String .surrogateLength to count surrogate pairs of unicode characters


Continuing the discussion from Input character class whitelisting and blacklisting:

Counting the length of strings with emoji input can be a tricky… Some (not all) emoji are surrogate pairs of unicode characters, meaning Javascript understands them as two characters, not one.

While this is technically correct, it’s sometimes useful (validation, hints etc) to present a string length back to a user in a way that’s meaningful to them (one emoji = one character).

For example…

"Hello 😃😃".length -> 10
"Hello 😃😃".surrogateLength -> 8

Unless I’m misremembering, JS defined that the default String iterator iterates by code point, not code unit, so this will work:

[..."Hello 😃😃"].length -> 8

(Note that there’s still a distinction between code points and grapheme clusters. If you used a skin-tone selector to modify an emoji, that’s two code points, tho only one grapheme cluster.
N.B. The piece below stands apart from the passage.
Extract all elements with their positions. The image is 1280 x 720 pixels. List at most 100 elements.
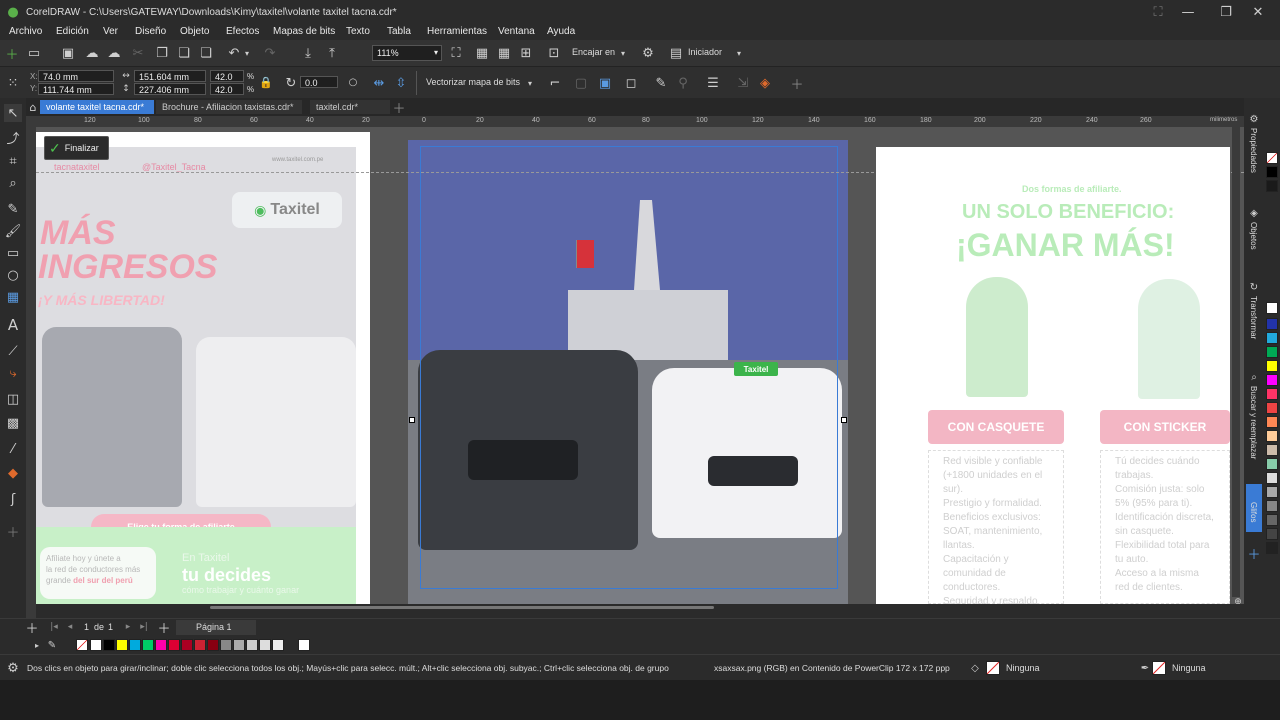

Accented letters might be one or two codepoints, depending on whether they were entered as precomposed or letter + combining character.)


And, of course, while this can be “solved” by some forms of Unicode normalization, one should note that the notion of the “length” of a Unicode string (rather than the length of the “raw” JS string) is a very tricky subject, and even counting code points post-normalization may not be adequate to address what could be considered its “true” length (due to things like ligatures and Zero-Width Joiners).

I think more than length or surrogateLength, there should be a utf8ByteLength, which reports the amount of space the string will take up in its most common modern representation (without having to actually reserve the space to do the calculation locally). This may be somewhere in Intl with all the other functions around Unicode string normalization - I don’t actually touch this space in depth that often (mostly owing to its aforementioned hairiness).